Treatment of Refractory Mucosal Leishmaniasis Is Associated with Parasite Overexpression of HSP70 and ATPase and Reduced Host Hydrogen Peroxide Production (Brief Report)
Ada Amália Ayala Urdapilleta,
Adriana de Oliveira Santos Alfani,
Daniel Holanda Barroso,
Felipe Vinecky,
Suzana da Glória Amaral Vaz Bandeira,
Alan Carvalho Andrade,
Jorge Alex Taquita,
Izabela Marques Dourado Bastos,
Raimunda Nonata Ribeiro Sampaio
Affiliations
Ada Amália Ayala Urdapilleta
Post-Graduation Program in Clinical Medicine (PPGCM), Faculty of Medicine (FM), Campus Universitário Darcy Ribeiro, University of Brasília (UnB), UnB Área 1—Asa Norte, Brasilia 70910-900, DF, Brazil
Adriana de Oliveira Santos Alfani
Post-Graduation Program in Clinical Medicine (PPGCM), Faculty of Medicine (FM), Campus Universitário Darcy Ribeiro, University of Brasília (UnB), UnB Área 1—Asa Norte, Brasilia 70910-900, DF, Brazil
Daniel Holanda Barroso
Post-Graduation Program in Clinical Medicine (PPGCM), Faculty of Medicine (FM), Campus Universitário Darcy Ribeiro, University of Brasília (UnB), UnB Área 1—Asa Norte, Brasilia 70910-900, DF, Brazil
Felipe Vinecky
Post-Graduation Program, Embrapa Cenargen, Brasilia 70910-900, DF, Brazil
Suzana da Glória Amaral Vaz Bandeira
Post-Graduation Program in Clinical Medicine (PPGCM), Faculty of Medicine (FM), Campus Universitário Darcy Ribeiro, University of Brasília (UnB), UnB Área 1—Asa Norte, Brasilia 70910-900, DF, Brazil
Alan Carvalho Andrade
Molecular Genetics Laboratory (LGM-NTBio), Embrapa, Cenargen, Brasilia 70910-900, DF, Brazil
Jorge Alex Taquita
Post-Graduation Program, Embrapa Cenargen, Brasilia 70910-900, DF, Brazil
Izabela Marques Dourado Bastos
Pathogen–Interaction Laboratory, Department of Cell Biology, Institute of Biology, University of Brasília (UnB), Brasilia 70910-900, DF, Brazil
Raimunda Nonata Ribeiro Sampaio
Post-Graduation Program in Clinical Medicine (PPGCM), Faculty of Medicine (FM), Campus Universitário Darcy Ribeiro, University of Brasília (UnB), UnB Área 1—Asa Norte, Brasilia 70910-900, DF, Brazil
Background: Mucosal leishmaniasis (ML) is a deforming type of American Tegumentary Leishmaniasis caused by Leishmania (Viannia) braziliensis that frequently does not respond to treatment.

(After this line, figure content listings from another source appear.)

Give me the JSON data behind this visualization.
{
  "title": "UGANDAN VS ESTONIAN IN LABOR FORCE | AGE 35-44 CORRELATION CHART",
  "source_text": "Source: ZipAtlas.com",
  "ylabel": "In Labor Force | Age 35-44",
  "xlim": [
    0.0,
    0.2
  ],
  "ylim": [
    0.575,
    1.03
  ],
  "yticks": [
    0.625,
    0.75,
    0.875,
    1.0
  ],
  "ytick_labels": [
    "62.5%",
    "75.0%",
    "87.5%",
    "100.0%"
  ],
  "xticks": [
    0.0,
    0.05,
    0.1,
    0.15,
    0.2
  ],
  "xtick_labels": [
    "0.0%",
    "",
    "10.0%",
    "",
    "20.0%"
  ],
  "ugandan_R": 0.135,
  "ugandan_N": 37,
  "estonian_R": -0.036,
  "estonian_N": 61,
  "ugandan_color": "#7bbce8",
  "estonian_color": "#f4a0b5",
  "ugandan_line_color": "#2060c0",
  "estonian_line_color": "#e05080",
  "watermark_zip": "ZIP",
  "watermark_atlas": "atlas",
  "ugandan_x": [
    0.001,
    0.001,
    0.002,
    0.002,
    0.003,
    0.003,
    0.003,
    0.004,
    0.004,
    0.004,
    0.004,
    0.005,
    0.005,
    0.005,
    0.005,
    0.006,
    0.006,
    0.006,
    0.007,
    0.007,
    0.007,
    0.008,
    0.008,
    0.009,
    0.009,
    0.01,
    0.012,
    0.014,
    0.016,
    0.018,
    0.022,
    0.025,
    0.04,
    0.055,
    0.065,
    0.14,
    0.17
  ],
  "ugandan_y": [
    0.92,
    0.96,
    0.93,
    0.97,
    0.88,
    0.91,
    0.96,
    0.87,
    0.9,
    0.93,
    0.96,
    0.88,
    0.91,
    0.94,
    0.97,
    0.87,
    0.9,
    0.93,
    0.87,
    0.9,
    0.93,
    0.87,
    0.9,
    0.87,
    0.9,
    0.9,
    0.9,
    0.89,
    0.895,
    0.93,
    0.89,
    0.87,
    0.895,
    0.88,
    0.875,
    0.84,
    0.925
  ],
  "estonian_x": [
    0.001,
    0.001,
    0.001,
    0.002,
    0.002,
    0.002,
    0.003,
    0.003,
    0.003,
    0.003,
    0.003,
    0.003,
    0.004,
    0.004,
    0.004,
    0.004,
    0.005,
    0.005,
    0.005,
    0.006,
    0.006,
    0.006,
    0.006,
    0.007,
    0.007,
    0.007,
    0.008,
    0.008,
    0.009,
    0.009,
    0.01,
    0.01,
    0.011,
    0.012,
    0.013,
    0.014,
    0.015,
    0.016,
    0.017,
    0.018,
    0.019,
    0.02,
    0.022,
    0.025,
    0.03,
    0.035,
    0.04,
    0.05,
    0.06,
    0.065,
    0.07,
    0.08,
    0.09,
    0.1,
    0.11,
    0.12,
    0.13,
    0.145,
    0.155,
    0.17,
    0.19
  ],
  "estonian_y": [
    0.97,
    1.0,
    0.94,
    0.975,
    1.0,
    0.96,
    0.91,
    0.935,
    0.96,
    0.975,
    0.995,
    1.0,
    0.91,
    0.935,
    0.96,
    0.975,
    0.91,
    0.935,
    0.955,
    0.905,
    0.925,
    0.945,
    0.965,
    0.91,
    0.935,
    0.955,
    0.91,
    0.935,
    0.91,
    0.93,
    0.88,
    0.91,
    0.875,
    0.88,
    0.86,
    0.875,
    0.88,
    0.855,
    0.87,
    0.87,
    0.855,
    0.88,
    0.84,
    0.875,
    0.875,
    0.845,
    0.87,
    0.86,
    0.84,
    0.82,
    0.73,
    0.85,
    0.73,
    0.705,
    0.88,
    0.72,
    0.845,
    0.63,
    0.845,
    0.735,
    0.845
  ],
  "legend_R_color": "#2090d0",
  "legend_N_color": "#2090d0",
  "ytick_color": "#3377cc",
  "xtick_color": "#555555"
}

Despite its relapsing clinical course, few parasites are usually found in mucosal lesions. Host and parasite factors may be responsible for this paradox in the pathogenesis of the disease, allowing for both a low parasite burden and the inability of the host to clear and eliminate the disease. Methods and results: In this work, we present a clinical case of relapsing ML that was treated for 25 years without success with SbV, N-methyl glucamine, sodium stibogluconate, amphotericin B deoxycholate, gabromycin, antimonial plus thalidomide, liposomal amphotericin B, Leishvacin (a vaccine made in Brazil) and miltefosine. In a comparative analysis using nanoscale liquid chromatography coupled with tandem mass spectrometry of protein extracts of L. (V.) braziliensis promastigotes isolated from the patient and from the reference strain (MHOM/BR/94/M15176), we observed increases in ATPase and HSP70 protein levels in the parasite. We also observed an impairment in the production of hydrogen peroxide by peripheral mononuclear blood monocytes (PBMCs), as assessed by the horseradish peroxidase-dependent oxidation of phenol red. Conclusions: We hypothesise that these parasite molecules may be linked to the impairment of host parasiticidal responses, resulting in Leishmania persistence in ML patients.